There exist many "variance equality tests", like the F-test and its more robust cousins: Levene's, Bartlett's, the Brown-Forsythe.
Given two samples A and B with variances $\sigma_A^2$ and $\sigma_B^2$, one can use them to evaluate the null and alternate hypotheses:
- H0) $\sigma_A^2 = \sigma_B^2$
- H1) $\sigma_A^2 \neq \sigma_B^2$
Specifically, a sufficiently small $p$ allows us to reject the null hypothesis. But a large $p$ just fails to reject the null. A large $p$ does NOT say the variances are equal. The test is inconclusive.
I am looking for a test which can say the variances are equal. One which constructs the hypotheses with some small $\Delta$ as
H0)
$\sigma_A^2 - \sigma_B^2 \le -\Delta$
or
$\sigma_A^2 - \sigma_B^2 \ge \Delta$
H1)
$-\Delta \lt \sigma_A^2 - \sigma_B^2 \lt \Delta$
and allows rejection of the non-equivalence H0 with a sufficiently small $p$.
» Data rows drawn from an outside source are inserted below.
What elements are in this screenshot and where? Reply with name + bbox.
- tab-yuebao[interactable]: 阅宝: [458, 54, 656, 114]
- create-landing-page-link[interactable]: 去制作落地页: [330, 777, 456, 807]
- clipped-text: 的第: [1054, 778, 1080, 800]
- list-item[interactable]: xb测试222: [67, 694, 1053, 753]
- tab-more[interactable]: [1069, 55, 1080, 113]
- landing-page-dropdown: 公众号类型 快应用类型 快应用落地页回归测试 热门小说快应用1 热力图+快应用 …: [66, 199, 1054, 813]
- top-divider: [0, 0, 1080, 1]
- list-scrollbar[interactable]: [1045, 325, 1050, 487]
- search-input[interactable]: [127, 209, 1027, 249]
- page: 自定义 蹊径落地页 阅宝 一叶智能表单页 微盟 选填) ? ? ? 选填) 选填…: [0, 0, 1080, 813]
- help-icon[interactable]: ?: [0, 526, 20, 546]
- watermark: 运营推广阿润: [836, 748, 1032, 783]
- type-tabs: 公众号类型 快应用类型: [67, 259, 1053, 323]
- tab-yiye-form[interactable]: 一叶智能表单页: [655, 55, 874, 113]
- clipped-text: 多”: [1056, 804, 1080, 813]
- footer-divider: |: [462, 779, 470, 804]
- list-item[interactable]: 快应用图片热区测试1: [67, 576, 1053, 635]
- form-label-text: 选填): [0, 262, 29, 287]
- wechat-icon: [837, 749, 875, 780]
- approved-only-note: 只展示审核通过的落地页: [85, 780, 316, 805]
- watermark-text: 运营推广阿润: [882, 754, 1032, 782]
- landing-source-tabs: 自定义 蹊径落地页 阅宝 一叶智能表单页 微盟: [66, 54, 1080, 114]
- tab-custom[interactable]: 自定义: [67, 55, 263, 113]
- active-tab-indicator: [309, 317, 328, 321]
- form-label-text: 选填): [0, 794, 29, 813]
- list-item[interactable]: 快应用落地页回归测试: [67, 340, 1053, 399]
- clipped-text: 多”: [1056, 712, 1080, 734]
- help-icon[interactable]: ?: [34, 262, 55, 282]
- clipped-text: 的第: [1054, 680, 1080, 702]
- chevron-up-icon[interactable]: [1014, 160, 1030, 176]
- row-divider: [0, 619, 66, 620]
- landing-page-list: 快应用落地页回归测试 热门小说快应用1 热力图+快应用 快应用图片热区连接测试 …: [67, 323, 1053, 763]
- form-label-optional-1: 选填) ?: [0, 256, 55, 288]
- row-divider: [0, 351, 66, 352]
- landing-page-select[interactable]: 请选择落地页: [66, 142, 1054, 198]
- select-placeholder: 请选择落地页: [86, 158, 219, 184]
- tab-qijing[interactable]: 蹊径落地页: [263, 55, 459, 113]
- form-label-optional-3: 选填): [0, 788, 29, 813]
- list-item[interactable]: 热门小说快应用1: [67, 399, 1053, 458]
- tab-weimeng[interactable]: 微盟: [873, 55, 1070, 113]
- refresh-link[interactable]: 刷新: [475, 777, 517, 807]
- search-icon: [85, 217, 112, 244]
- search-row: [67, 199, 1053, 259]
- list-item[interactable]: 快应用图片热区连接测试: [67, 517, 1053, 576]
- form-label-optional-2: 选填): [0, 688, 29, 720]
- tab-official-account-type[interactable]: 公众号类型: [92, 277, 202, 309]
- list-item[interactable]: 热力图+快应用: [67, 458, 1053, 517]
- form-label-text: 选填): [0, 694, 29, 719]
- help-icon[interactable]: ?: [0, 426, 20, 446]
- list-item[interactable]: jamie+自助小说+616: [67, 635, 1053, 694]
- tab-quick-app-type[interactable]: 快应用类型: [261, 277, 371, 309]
I think I am asking for something very similar to TOST or Campbell and Ladkens Sec 4, but for distribution variances instead of means. Those are conveniently implemented in R packages here and here, resp.
I figured my problem would be commonplace enough that I could find a similar, single R call. But no luck so far. Help is very appreciated.